When Prohibition ended, with the help of math genius Otto Berman, Schultz went
into the numbers racket. He also began extorting New York restaurant owners and
workers until they were all under his Metropolitan Restaurant and Cafeteria
Owners Association. When Schultz discovered that his point man Julie Martin had
been skimming money he pulled his gun, shot him in the mouth, cut his heart out
and threw his body in a snow bank. When Schultz was tried for income tax
invasion the cost of his defence caused him to lower the cuts of his gaming
employees. This resulted in a labour strike and he had to back down. Schultz
asked for permission from the Mafia to knock off district attorney Thomas Dewey
but they turned him down. Schultz tried to go ahead with it anyway and was shot
while pissing in a restaurant washroom.

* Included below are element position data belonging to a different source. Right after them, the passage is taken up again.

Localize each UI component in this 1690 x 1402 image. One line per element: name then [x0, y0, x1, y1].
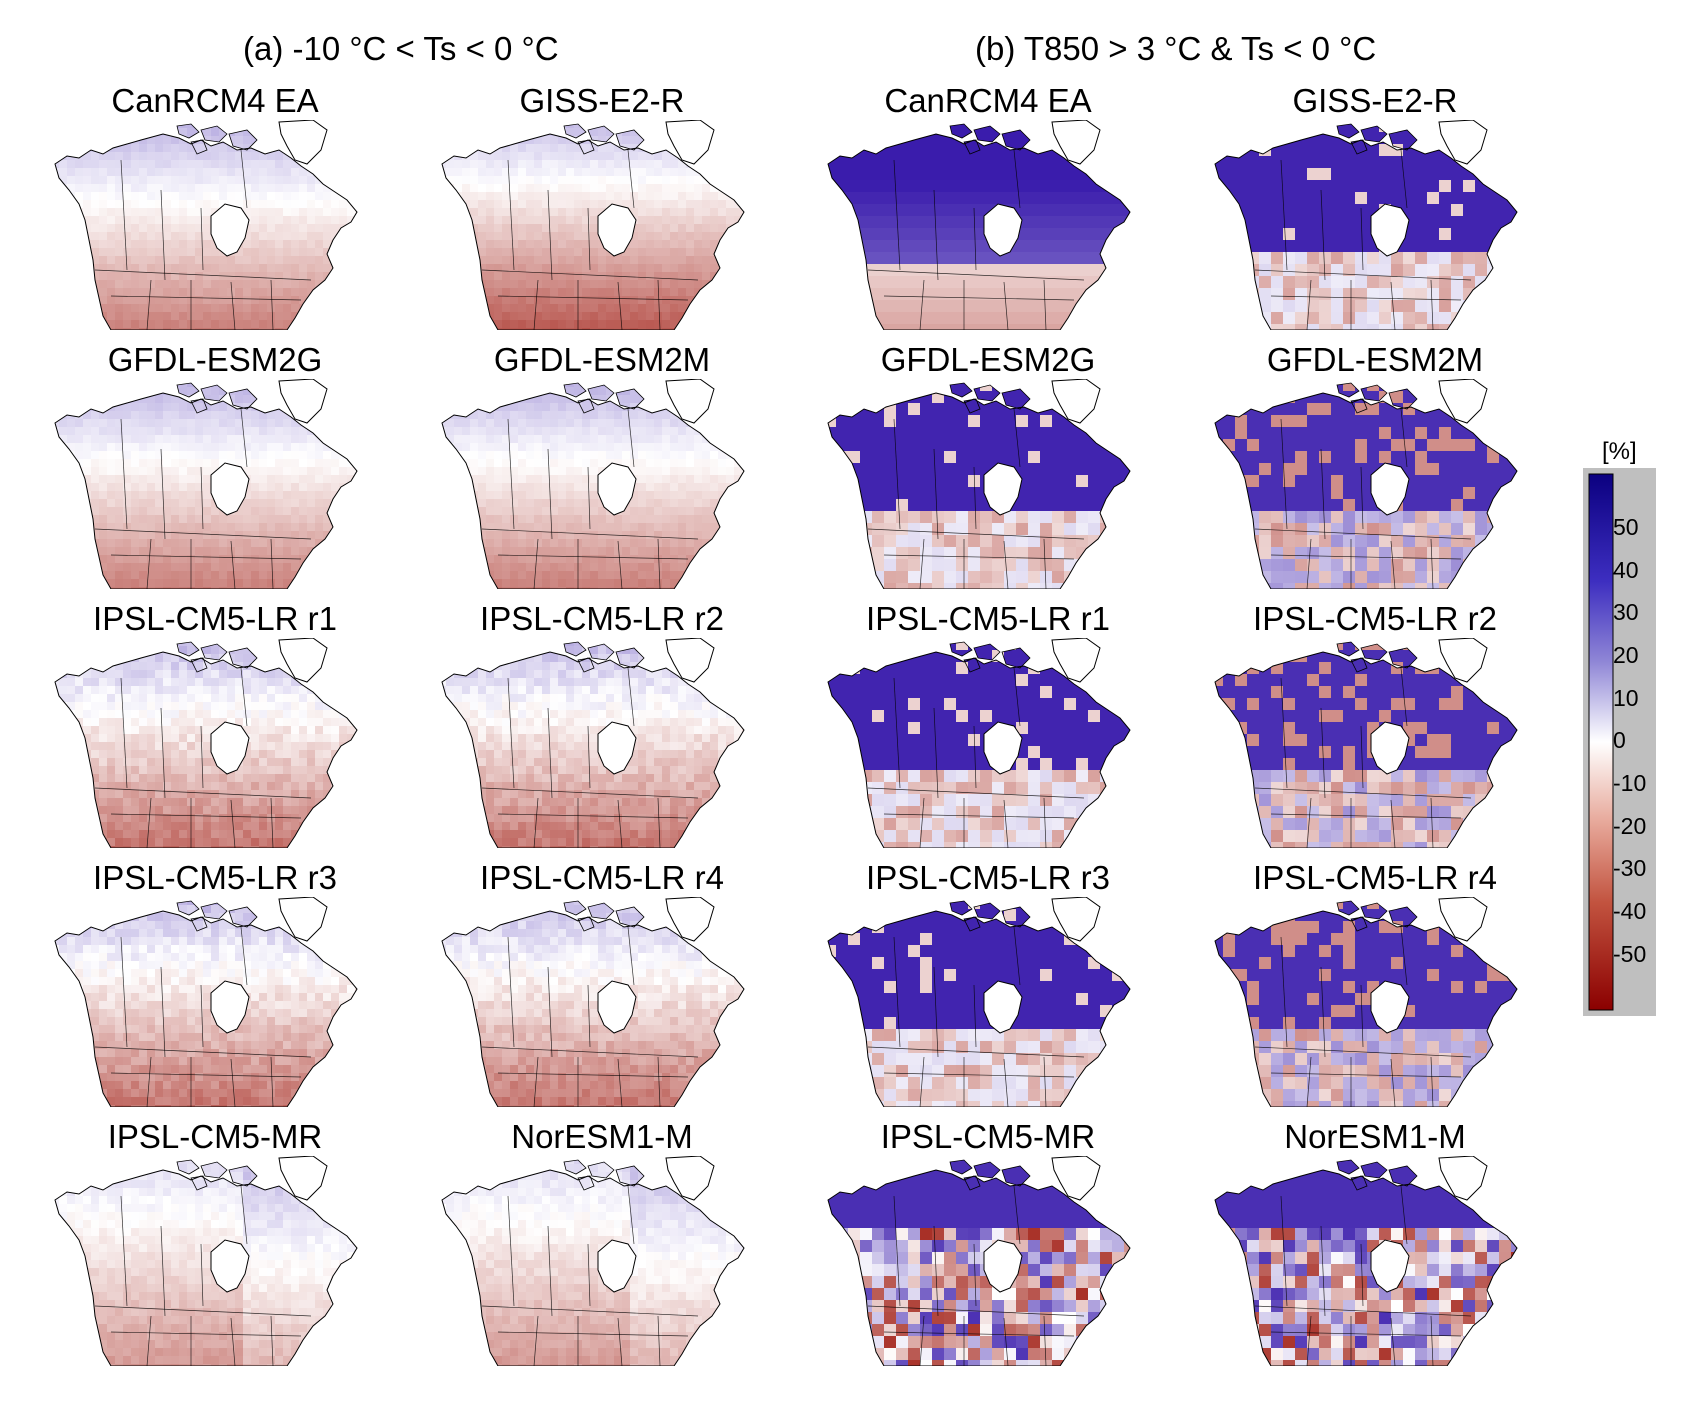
panel-title: IPSL-CM5-MR — [880, 1118, 1096, 1155]
panel-title: NorESM1-M — [1284, 1118, 1466, 1155]
map-panel-a-giss-e2-r — [441, 120, 745, 330]
panel-title: GISS-E2-R — [519, 82, 685, 119]
panel-a-ipsl-cm5-lr-r4: IPSL-CM5-LR r4 — [432, 859, 772, 1109]
map-panel-a-ipsl-cm5-lr-r1 — [54, 638, 358, 848]
panel-title: CanRCM4 EA — [884, 82, 1092, 119]
panel-b-giss-e2-r: GISS-E2-R — [1205, 82, 1545, 332]
panel-b-ipsl-cm5-lr-r2: IPSL-CM5-LR r2 — [1205, 600, 1545, 850]
panel-a-ipsl-cm5-lr-r1: IPSL-CM5-LR r1 — [45, 600, 385, 850]
map-panel-a-ipsl-cm5-lr-r2 — [441, 638, 745, 848]
panel-title: GFDL-ESM2G — [107, 341, 323, 378]
panel-title: CanRCM4 EA — [111, 82, 319, 119]
panel-title: NorESM1-M — [511, 1118, 693, 1155]
colorbar-unit: [%] — [1602, 438, 1637, 465]
panel-a-ipsl-cm5-mr: IPSL-CM5-MR — [45, 1118, 385, 1368]
panel-a-gfdl-esm2g: GFDL-ESM2G — [45, 341, 385, 591]
panel-title: IPSL-CM5-LR r3 — [93, 859, 337, 896]
section-a-title: (a) -10 °C < Ts < 0 °C — [243, 30, 559, 67]
panel-title: GFDL-ESM2M — [493, 341, 711, 378]
map-panel-b-giss-e2-r — [1214, 120, 1518, 330]
panel-b-ipsl-cm5-mr: IPSL-CM5-MR — [818, 1118, 1158, 1368]
panel-title: IPSL-CM5-LR r4 — [480, 859, 724, 896]
panel-title: IPSL-CM5-LR r4 — [1253, 859, 1497, 896]
panel-b-gfdl-esm2m: GFDL-ESM2M — [1205, 341, 1545, 591]
colorbar-gradient — [1588, 473, 1614, 1011]
colorbar-tick-minus-50: -50 — [1613, 941, 1647, 967]
panel-title: IPSL-CM5-LR r2 — [1253, 600, 1497, 637]
panel-b-ipsl-cm5-lr-r4: IPSL-CM5-LR r4 — [1205, 859, 1545, 1109]
panel-a-giss-e2-r: GISS-E2-R — [432, 82, 772, 332]
panel-a-noresm1-m: NorESM1-M — [432, 1118, 772, 1368]
panel-title: IPSL-CM5-MR — [107, 1118, 323, 1155]
colorbar — [1583, 468, 1656, 1016]
map-panel-b-ipsl-cm5-lr-r3 — [827, 897, 1131, 1107]
colorbar-tick-minus-10: -10 — [1613, 770, 1647, 796]
panel-b-ipsl-cm5-lr-r1: IPSL-CM5-LR r1 — [818, 600, 1158, 850]
panel-title: GFDL-ESM2G — [880, 341, 1096, 378]
map-panel-b-canrcm4-ea — [827, 120, 1131, 330]
colorbar-tick-minus-40: -40 — [1613, 898, 1647, 924]
panel-a-ipsl-cm5-lr-r2: IPSL-CM5-LR r2 — [432, 600, 772, 850]
map-panel-b-ipsl-cm5-mr — [827, 1156, 1131, 1366]
map-panel-b-ipsl-cm5-lr-r2 — [1214, 638, 1518, 848]
panel-b-noresm1-m: NorESM1-M — [1205, 1118, 1545, 1368]
map-panel-a-ipsl-cm5-lr-r4 — [441, 897, 745, 1107]
panel-title: IPSL-CM5-LR r2 — [480, 600, 724, 637]
section-b-title: (b) T850 > 3 °C & Ts < 0 °C — [975, 30, 1377, 67]
colorbar-tick-0: 0 — [1613, 727, 1626, 753]
colorbar-tick-minus-30: -30 — [1613, 855, 1647, 881]
panel-a-ipsl-cm5-lr-r3: IPSL-CM5-LR r3 — [45, 859, 385, 1109]
panel-title: IPSL-CM5-LR r3 — [866, 859, 1110, 896]
panel-title: GISS-E2-R — [1292, 82, 1458, 119]
panel-title: IPSL-CM5-LR r1 — [866, 600, 1110, 637]
map-panel-b-noresm1-m — [1214, 1156, 1518, 1366]
map-panel-b-ipsl-cm5-lr-r4 — [1214, 897, 1518, 1107]
map-panel-a-canrcm4-ea — [54, 120, 358, 330]
colorbar-tick-30: 30 — [1613, 599, 1639, 625]
colorbar-tick-minus-20: -20 — [1613, 813, 1647, 839]
map-panel-a-ipsl-cm5-mr — [54, 1156, 358, 1366]
colorbar-tick-10: 10 — [1613, 685, 1639, 711]
map-panel-a-noresm1-m — [441, 1156, 745, 1366]
colorbar-tick-20: 20 — [1613, 642, 1639, 668]
map-panel-a-gfdl-esm2m — [441, 379, 745, 589]
panel-title: IPSL-CM5-LR r1 — [93, 600, 337, 637]
panel-b-canrcm4-ea: CanRCM4 EA — [818, 82, 1158, 332]
panel-b-ipsl-cm5-lr-r3: IPSL-CM5-LR r3 — [818, 859, 1158, 1109]
map-panel-a-gfdl-esm2g — [54, 379, 358, 589]
colorbar-tick-50: 50 — [1613, 514, 1639, 540]
map-panel-b-ipsl-cm5-lr-r1 — [827, 638, 1131, 848]
panel-title: GFDL-ESM2M — [1266, 341, 1484, 378]
panel-a-gfdl-esm2m: GFDL-ESM2M — [432, 341, 772, 591]
panel-a-canrcm4-ea: CanRCM4 EA — [45, 82, 385, 332]
map-panel-a-ipsl-cm5-lr-r3 — [54, 897, 358, 1107]
panel-b-gfdl-esm2g: GFDL-ESM2G — [818, 341, 1158, 591]
colorbar-tick-40: 40 — [1613, 557, 1639, 583]
map-panel-b-gfdl-esm2m — [1214, 379, 1518, 589]
map-panel-b-gfdl-esm2g — [827, 379, 1131, 589]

He was taken to the hospital but could
not be saved. His last words were, “A boy has never wept nor dashed a thousand
kin. You can play jacks and the girls do that with softball and do tricks with
it. Oh, oh, dog biscuit, and when he is happy he doesn’t get snappy.”
The older bent over woman who panhandles on Queen Street while shouting
at her boyfriend Paul, was mad at him after midnight. He’s usually relaxing
somewhere on the street around the donut shop. She was calling out that she
hoped he’d die as she does when she’s mad at him. Then she changed her tune and
started shouting that she loved him and not to leave her like this. She even
said that he could fuck her up the ass if he’d come back.